Глаза его шаловливо блеснули – мол, уважь каприз старика. Он научился этой уловке с тех пор, как старость взяла свое, сделала его неповоротливым и повредила его сердце. Если бы дети поехали с нами, они бы действительно его отвлекали, но он думал о себе, а не о них. Он выиграл Хельсинкскую премию по литературе. Для него это было серьезно. Он хотел насладиться этой победой сполна, с толком, с расстановкой, не отвлекаясь на попытки угодить всем членам семьи, что в большой семье всегда невозможно.
Он и прежде получал премии, не такие важные, и наши причесанные и наряженные дети присутствовали на банкетах, званых ужинах и коктейльных приемах и в детстве, и в отрочестве. Не знаю, как он к этому относился, но мне всегда нравилось ходить на торжества с детьми. Я цеплялась за них, когда мне становилось невыносимо. Если быть до конца честной, я использовала их как живые щиты. Щиты в красивых платьицах и во взрослом костюмчике и туго завязанном галстуке, зелено-золотом, из магазина «Одежда для юных джентльменов».
На этих приемах я всегда напивалась – пила и белое вино, что мне подносили, и шампанское, и все подряд. Дети это видели и научились распознавать момент, когда у меня затуманивались глаза.
– Мам, – однажды прошептала Сюзанна, когда мы стояли под маркизой на приеме Академии искусства и словесности, куда Джо только что почетно приняли. За ужином я поела отварного лосося, но этого оказалось недостаточно, чтобы нейтрализовать количество выпитого. Я еле держалась на ногах, слегка покачивалась взад-вперед, и Сюзанна – ей тогда было тринадцать – удержала меня, выставив руку.
– Мам, – чуть громче и недовольно сказала она, – ты пьяная!
– Есть немного, дорогая, – прошептала я. – Прости. Прости, если тебе рядом со мной неловко.
– Вовсе нет. Но давай уйдем, – сказала она, и я не стала сопротивляться, когда она увела меня прочь из этого цирка. Мы пошли по улице в Верхнем Манхэттене, где стояли несколько такси и мужчина курил на выходе из винной лавки. Сели на крылечке здания прямо в нарядных платьях, я выпила бутылку сока из гуавы, который Сюзанна купила мне в лавке, и попыталась разогнать туман в голове, чтобы можно было вернуться на прием.
– Если ты так несчастна, – тихо сказала дочь, – почему не уйдешь от него, мам?
Но я этого не сказала; я ответила иначе:
– Кто сказал, что я несчастна?
Она пристально посмотрела на меня, не говоря ни слова.

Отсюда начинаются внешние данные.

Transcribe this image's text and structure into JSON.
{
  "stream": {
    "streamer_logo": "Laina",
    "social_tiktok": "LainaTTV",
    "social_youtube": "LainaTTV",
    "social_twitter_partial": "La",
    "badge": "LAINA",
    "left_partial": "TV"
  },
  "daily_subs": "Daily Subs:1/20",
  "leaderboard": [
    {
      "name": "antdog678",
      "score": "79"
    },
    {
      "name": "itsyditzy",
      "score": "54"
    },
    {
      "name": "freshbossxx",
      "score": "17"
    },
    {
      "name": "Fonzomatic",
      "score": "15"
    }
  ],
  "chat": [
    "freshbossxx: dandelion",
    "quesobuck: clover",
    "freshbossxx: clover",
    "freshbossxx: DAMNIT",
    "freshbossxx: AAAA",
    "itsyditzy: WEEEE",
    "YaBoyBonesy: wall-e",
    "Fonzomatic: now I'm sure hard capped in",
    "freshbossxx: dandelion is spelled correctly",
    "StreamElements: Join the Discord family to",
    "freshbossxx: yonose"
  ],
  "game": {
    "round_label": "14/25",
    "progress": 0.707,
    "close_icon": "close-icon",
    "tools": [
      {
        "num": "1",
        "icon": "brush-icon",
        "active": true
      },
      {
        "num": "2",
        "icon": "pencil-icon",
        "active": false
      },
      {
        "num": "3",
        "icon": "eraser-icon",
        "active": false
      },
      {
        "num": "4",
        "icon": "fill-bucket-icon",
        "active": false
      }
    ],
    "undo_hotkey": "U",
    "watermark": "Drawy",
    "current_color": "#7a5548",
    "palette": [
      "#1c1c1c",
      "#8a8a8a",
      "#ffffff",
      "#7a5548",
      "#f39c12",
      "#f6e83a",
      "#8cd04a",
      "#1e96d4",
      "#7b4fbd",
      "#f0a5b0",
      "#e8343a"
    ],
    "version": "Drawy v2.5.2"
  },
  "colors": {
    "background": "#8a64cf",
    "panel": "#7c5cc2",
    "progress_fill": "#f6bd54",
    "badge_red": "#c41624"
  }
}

– Когда я выйду замуж, хочу, чтобы все у нас было просто, что все смотрели бы на нас и понимали, почему мы вместе, – ответила она.
Она вышла за мужчину, который отличался от Джо, но, как оказалось, не вполне соответствовал ее потребностям. Марк был красив, сложен, как гончая – тело бегуна, золотистая стружка волос на длинных загорелых запястьях. Но он за всю жизнь не прочел ни одной книги, кроме разве что биографий Джефферсона и Франклина или хроник арктической экспедиции; художественной литературой он не интересовался, как, впрочем, и любым искусством.
Сюзанна была одинока; я знала это наверняка, видела ее одиночество среди других маленьких трофеев несчастливой жизни, которые она торжествующе предъявляла мне, как часто делают дети; они выстраивают целый музей разочарований и приглашают в него родителей, словно хотят сказать –
Моя дочь была женщиной, разочаровавшейся в своем отце. Она лепила для Джо глиняные горшочки на занятиях гончарным ремеслом – бесконечный поток керамики, призванный завоевать его внимание. Его любовью она уже обладала; завоевать любовь было легко. А вот со вниманием было сложнее: как, как ей его получить? Она не была его сексуальной партнершей. Не была его коллегой. И книгой она не была. Она была всего лишь девочкой за гончарным кругом, яростно ваявшей чашки, пиалы и тарелки для отца, который никогда не стал бы пить из них, никогда не стал бы из них есть; он максимум мог поставить в одну из чашек карандаши, а тарелку сунуть в ящик стола.